Question 1. Is it possible to say that the Radon-Nikodým derivative of locally-finite Borel measure on $\mathbb R^n$ with respect to the Lebesgue measure is always defined but may be a generalized function? As for measure, concentrated at point $0$ is it possible to say that its density is $\delta(x)$?
Question 2. If the answer to first question is positive, is it possible to say that the Radon-Nikodým derivative of locally-finite Borel measure on $\mathbb R^n$ with respect to $k$-dimensional Hausdorff measure is always defined but may be the generalized function? Isn't it the same as $k$-density of measure? (Krantz, Parks, Geometric Integration Theory)
A1. A generalized function (a distribution) is a continuous linear functional on the space of smooth compactly supported functions endowed with appropriate topology. Under this definition, every locally finite Borel measure is a generalized function. But I would not want to use the words "Radon-Nikodým derivative" here, because nothing resembling a derivative is taken. I interpret the Radon-Nikodým derivative as the density of the absolutely continuous part of a measure. That is, I would say that the RN derivative of $\delta_0$ is identically zero, but this measure has a nonzero singular component.
A2. You can consider upper and lower $k$-dimensional densities. I would not call them Radon-Nikodým derivatives, because they do not recover the measure by integration, not even its absolutely continuous part. For example, on $\mathbb R^2$ the measure $\mathcal{H}^2$ is absolutely continuous with respect to $\mathcal{H}^1$. The upper and lower $1$-dimensional densities are zero: $$\lim_{r\to 0}\frac{\mathcal{H}^2(B(x,r))}{\mathcal{H}^1(B(x,r))}=0\qquad \forall x$$ But integration of $0$ with respect to $\mathcal{H}^1$ does not reproduce $\mathcal{H}^2$.
But in general, the answer to "is it possible to say" is always yes. It's possible to say the silliest things.

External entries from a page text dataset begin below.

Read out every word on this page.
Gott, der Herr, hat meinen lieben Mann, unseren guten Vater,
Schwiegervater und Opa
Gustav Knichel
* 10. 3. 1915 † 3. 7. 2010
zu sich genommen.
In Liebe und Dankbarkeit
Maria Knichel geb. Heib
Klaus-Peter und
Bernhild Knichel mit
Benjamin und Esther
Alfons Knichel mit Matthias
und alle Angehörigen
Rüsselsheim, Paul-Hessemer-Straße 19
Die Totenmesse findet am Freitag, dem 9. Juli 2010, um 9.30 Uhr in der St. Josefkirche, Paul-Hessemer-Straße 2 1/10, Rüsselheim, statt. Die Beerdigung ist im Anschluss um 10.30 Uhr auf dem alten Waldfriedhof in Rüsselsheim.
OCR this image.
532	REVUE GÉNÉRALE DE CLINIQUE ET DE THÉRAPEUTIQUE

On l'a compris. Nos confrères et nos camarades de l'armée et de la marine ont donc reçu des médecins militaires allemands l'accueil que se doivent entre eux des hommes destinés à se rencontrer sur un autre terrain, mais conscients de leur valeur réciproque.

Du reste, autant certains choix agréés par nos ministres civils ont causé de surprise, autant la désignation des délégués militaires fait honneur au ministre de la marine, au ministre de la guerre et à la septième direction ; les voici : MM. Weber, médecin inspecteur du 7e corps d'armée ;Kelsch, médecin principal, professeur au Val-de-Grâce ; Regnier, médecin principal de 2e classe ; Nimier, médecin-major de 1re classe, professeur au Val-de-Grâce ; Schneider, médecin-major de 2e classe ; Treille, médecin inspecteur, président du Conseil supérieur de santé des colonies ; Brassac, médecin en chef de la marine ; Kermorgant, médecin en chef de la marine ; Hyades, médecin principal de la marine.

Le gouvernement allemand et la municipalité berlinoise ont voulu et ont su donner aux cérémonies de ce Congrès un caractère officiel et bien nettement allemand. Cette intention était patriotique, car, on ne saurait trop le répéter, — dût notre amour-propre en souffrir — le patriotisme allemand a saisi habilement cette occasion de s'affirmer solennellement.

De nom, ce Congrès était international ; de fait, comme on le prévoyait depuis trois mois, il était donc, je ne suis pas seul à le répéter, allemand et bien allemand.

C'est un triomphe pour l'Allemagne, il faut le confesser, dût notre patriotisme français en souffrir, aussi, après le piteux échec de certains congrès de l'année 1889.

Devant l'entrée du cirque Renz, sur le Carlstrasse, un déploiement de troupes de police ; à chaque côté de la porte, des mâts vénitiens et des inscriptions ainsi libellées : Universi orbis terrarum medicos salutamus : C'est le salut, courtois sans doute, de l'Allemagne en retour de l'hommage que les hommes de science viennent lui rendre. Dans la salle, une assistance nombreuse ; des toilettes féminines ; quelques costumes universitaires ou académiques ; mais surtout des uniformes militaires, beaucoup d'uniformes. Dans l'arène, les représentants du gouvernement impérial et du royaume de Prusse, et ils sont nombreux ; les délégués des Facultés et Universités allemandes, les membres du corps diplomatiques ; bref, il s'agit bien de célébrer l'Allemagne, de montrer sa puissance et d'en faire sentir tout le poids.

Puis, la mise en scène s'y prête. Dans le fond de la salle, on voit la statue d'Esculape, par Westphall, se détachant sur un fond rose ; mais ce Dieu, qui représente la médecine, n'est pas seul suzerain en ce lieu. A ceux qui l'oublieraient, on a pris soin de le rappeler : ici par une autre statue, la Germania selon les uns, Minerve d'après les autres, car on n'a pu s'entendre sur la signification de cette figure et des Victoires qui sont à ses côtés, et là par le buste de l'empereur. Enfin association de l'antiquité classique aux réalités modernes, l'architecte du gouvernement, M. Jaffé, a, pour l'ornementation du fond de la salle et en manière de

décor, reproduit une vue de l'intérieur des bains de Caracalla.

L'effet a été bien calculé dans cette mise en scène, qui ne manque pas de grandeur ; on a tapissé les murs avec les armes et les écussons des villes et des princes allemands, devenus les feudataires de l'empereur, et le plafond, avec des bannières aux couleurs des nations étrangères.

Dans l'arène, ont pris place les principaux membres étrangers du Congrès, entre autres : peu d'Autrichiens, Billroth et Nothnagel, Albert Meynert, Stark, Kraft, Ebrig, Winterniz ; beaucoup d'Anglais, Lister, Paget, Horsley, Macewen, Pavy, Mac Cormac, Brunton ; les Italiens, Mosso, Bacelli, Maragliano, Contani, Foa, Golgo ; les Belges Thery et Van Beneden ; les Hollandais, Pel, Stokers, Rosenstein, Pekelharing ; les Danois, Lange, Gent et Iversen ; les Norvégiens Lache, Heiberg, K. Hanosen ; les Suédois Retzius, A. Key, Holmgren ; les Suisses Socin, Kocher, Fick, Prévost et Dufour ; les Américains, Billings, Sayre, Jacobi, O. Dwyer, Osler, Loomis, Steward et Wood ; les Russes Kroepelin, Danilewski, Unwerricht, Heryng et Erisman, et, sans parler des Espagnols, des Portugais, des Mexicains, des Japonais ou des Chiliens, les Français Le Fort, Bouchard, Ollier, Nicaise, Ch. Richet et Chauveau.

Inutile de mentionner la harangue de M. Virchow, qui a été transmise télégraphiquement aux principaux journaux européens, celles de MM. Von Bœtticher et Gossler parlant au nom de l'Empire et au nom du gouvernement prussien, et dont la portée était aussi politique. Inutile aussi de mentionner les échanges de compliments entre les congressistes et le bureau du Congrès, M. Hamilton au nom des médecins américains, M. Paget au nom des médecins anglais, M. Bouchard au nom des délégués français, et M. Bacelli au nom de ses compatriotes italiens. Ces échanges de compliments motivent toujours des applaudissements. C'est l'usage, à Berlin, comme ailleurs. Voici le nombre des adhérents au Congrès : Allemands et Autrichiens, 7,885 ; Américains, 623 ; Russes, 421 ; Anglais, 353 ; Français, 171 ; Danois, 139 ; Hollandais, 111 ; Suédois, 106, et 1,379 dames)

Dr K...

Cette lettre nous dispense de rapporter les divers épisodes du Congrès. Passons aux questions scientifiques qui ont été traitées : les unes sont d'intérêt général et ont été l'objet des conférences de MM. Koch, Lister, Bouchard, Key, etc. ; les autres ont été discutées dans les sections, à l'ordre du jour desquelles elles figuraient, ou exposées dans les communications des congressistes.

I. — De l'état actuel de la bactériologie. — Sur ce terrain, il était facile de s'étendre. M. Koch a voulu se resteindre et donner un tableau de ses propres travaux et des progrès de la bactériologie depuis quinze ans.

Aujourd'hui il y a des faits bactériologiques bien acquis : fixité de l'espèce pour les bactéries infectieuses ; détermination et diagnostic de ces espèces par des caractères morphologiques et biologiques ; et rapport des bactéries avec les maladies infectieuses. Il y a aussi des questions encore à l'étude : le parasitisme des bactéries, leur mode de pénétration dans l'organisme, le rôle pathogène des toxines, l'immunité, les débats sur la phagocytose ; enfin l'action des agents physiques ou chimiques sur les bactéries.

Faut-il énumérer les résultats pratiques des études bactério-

I could define the Radon-Nikodým derivative of $\mu$ with respect to $\mathcal{H}^k$ as $$ \frac{d\mu}{d\mathcal{H}^k}(x) = \begin{cases} \lim_{r\to 0}\, \mu(B(x,r))/\mathcal{H}^k(B(x,r))\quad &\text{if the limit exists} \\ 42 \quad &\text{if the limit does not exist} \end{cases} $$ The more focused question would be "is it possible to define $\frac{d\mu}{d\mathcal{H}^k}$ so that it has the properties P1, P2, and P3?"